Guest post by Paul Dorian,
“According to my observations, the tail of Comet ATLAS is 1.2 degrees long,” reports Gerald Rhemann who recorded this image on Friday, March 27th from his backyard observatory in Eichgraben, Lower Austria (courtesy spaceweather.com)
About a month ago, Comet ATLAS was very difficult to find, but it is now as bright as an 8th magnitude star and has generated quite an impressive tail. This brightness is hundreds of times brighter than astronomers predicted when it discovered the comet several months ago. While it is still too dim to see with the unaided eye, it is becoming an increasingly easy target for backyard telescopes. The comet is expected to become much brighter by the time it sweeps by the sun closer than Mercury during late May, it could even rival Venus in the evening sky.
The orbit of Comet ATLAS and position as of Thursday, April 2nd; courtesy NASA, theskylive.com
Comet ATLAS was discovered by the Asteroid Terrestrial-impact Last Alert System (ATLAS) and has been given the nickname of ATLAS, but its official name is C/2019 Y4. ATLAS is an asteroid impact early warning system being developed by the University of Hawaii and is funded by NASA. It consists of two telescopes, 100 miles apart, which automatically scan the whole sky several times every night looking for moving objects. ATLAS will provide one day’s warning for a 30-kiloton “town killer,” a week for a 5-megaton “city killer,” and three weeks for a 100-megaton “county killer”. So far, ATLAS has discovered 427 near-earth asteroids and as many as 37 comets included the one now being referred to as Comet ATLAS.

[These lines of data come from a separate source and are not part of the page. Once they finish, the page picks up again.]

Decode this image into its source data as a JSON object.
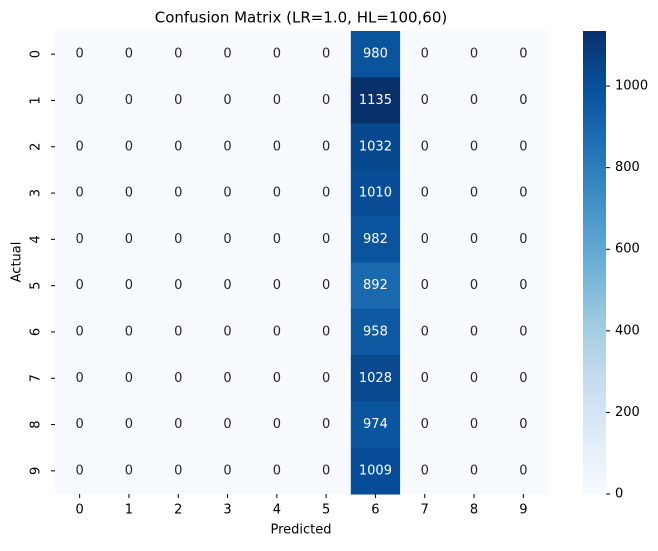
{
  "chart_data": {
    "type": "heatmap",
    "title": "Confusion Matrix (LR=1.0, HL=100,60)",
    "xlabel": "Predicted",
    "ylabel": "Actual",
    "x_categories": [
      "0",
      "1",
      "2",
      "3",
      "4",
      "5",
      "6",
      "7",
      "8",
      "9"
    ],
    "y_categories": [
      "0",
      "1",
      "2",
      "3",
      "4",
      "5",
      "6",
      "7",
      "8",
      "9"
    ],
    "values": [
      [
        0,
        0,
        0,
        0,
        0,
        0,
        980,
        0,
        0,
        0
      ],
      [
        0,
        0,
        0,
        0,
        0,
        0,
        1135,
        0,
        0,
        0
      ],
      [
        0,
        0,
        0,
        0,
        0,
        0,
        1032,
        0,
        0,
        0
      ],
      [
        0,
        0,
        0,
        0,
        0,
        0,
        1010,
        0,
        0,
        0
      ],
      [
        0,
        0,
        0,
        0,
        0,
        0,
        982,
        0,
        0,
        0
      ],
      [
        0,
        0,
        0,
        0,
        0,
        0,
        892,
        0,
        0,
        0
      ],
      [
        0,
        0,
        0,
        0,
        0,
        0,
        958,
        0,
        0,
        0
      ],
      [
        0,
        0,
        0,
        0,
        0,
        0,
        1028,
        0,
        0,
        0
      ],
      [
        0,
        0,
        0,
        0,
        0,
        0,
        974,
        0,
        0,
        0
      ],
      [
        0,
        0,
        0,
        0,
        0,
        0,
        1009,
        0,
        0,
        0
      ]
    ],
    "colors": [
      "#f7fbff",
      "#deebf7",
      "#c6dbef",
      "#9ecae1",
      "#6baed6",
      "#4292c6",
      "#2171b5",
      "#08519c",
      "#08306b"
    ],
    "clim": [
      0,
      1135
    ],
    "cticks": [
      0,
      200,
      400,
      600,
      800,
      1000
    ]
  }
}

Location of the ATLAS telescopes; courtesy The ATLAS project, NASA
The comet’s last Earth fly-by was sometime around 4000 BC when it was witnessed by early ancient Egyptian farmers as well as Neolithic tribes in Ireland, northern Scotland and across Scandinavia, but this most recent pass was first spotted on December 28, 2019 by ATLAS. The comet is hundreds of times brighter than originally predicted at the time of discovery and there is increasing hope that it will become quite bright when it approaches the sun during the latter part of the month of May. Brightness estimates for Comet ATLAS range from magnitude +1 to -10 which is somewhere between a 1st magnitude star and the waxing crescent moon.

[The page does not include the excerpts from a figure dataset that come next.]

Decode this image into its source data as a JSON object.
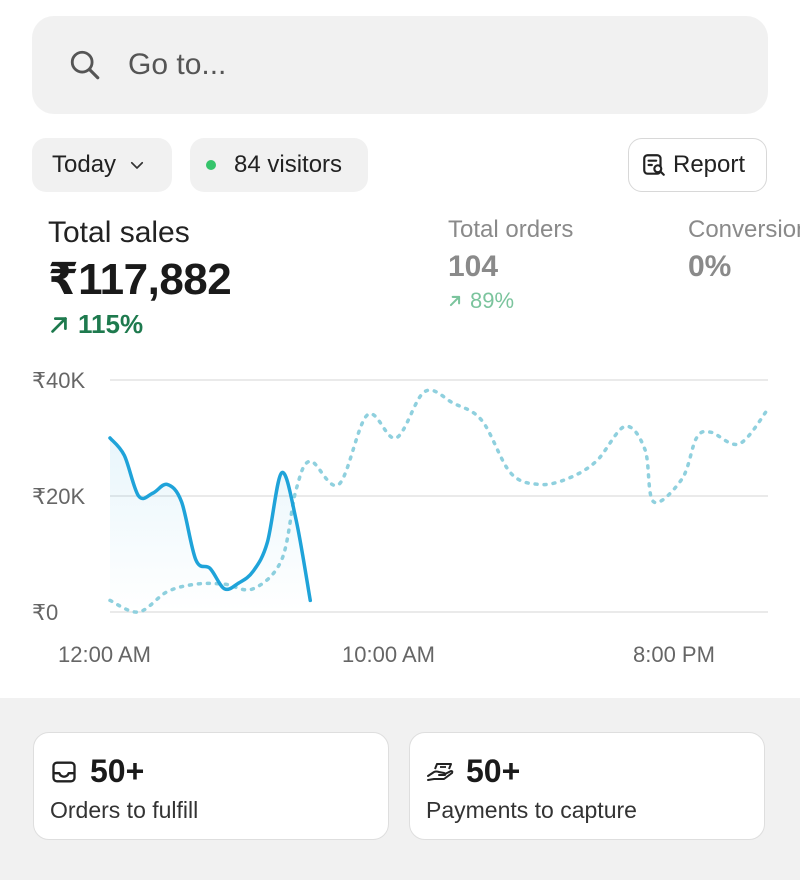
{
  "search": {
    "placeholder": "Go to..."
  },
  "filters": {
    "date_label": "Today",
    "visitors_label": "84 visitors",
    "report_label": "Report"
  },
  "metrics": {
    "total_sales": {
      "label": "Total sales",
      "value": "₹117,882",
      "change": "115%"
    },
    "total_orders": {
      "label": "Total orders",
      "value": "104",
      "change": "89%"
    },
    "conversion": {
      "label": "Conversion",
      "value": "0%"
    }
  },
  "colors": {
    "today_line": "#1fa3d9",
    "compare_line": "#8fd0de",
    "positive": "#1e7a4e",
    "visitor_dot": "#35c46b"
  },
  "chart_data": {
    "type": "line",
    "ylabel": "",
    "xlabel": "",
    "y_ticks": [
      "₹0",
      "₹20K",
      "₹40K"
    ],
    "x_ticks": [
      "12:00 AM",
      "10:00 AM",
      "8:00 PM"
    ],
    "ylim": [
      0,
      40000
    ],
    "xlim": [
      0,
      23
    ],
    "grid": true,
    "series": [
      {
        "style": "solid",
        "x": [
          0,
          0.5,
          1,
          1.5,
          2,
          2.5,
          3,
          3.5,
          4,
          4.5,
          5,
          5.5,
          6,
          6.5,
          7
        ],
        "values": [
          30000,
          27000,
          20000,
          20500,
          22000,
          19000,
          9000,
          7500,
          4000,
          5000,
          7000,
          12000,
          24000,
          16000,
          2000
        ]
      },
      {
        "style": "dotted",
        "x": [
          0,
          1,
          2,
          3,
          4,
          5,
          6,
          6.5,
          7,
          8,
          9,
          10,
          11,
          12,
          13,
          14,
          15,
          16,
          17,
          18,
          18.7,
          19,
          20,
          20.5,
          21,
          22,
          23
        ],
        "values": [
          2000,
          0,
          3500,
          4800,
          4800,
          4000,
          9000,
          21000,
          26000,
          22000,
          34000,
          30000,
          38000,
          36000,
          33000,
          24000,
          22000,
          23000,
          26000,
          32000,
          28000,
          19000,
          23000,
          30000,
          31000,
          29000,
          35000
        ]
      }
    ]
  },
  "cards": [
    {
      "icon": "inbox-icon",
      "count": "50+",
      "label": "Orders to fulfill"
    },
    {
      "icon": "hand-payment-icon",
      "count": "50+",
      "label": "Payments to capture"
    }
  ]
}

The image (top) of Comet ATLAS was taken from a backyard observatory (12-inch telescope) in Austria on Friday, March 27th and shows quite an impressive tail. In fact, an estimate of the tails length of 1.2 degrees is roughly equivalent to 3.3 million kilometers or more than twice as wide as the sun. Comet tails are dust and gas that get illuminated by the sun as the comet gets closer. By late May, Comet ATLAS will be only about 0.25 AU away from the sun and getting closer than Mercury (one AU (astronomical unit) is equivalent to the distance between the Earth and the Sun). Comet ATLAS is known as a hyperbolic comet and is currently in the constellation Ursa Major (the Big Dipper) in the northern sky orbiting Mars.
Stay tuned…predictions of comet brightness have certainly had mixed results in recent history, but there is increasing hope that this one can put on quite a dazzling show later next month. By the end of April, Comet ATLAS will be in the constellation of Camelopardalis and best seen just after sunset, in the western twilight sky. After May, ATLAS will continue its journey towards the center of our solar system, getting closer to the Sun which will make it harder to see. It is expected to come back around in June when it may be visible again on its way out of sight once more.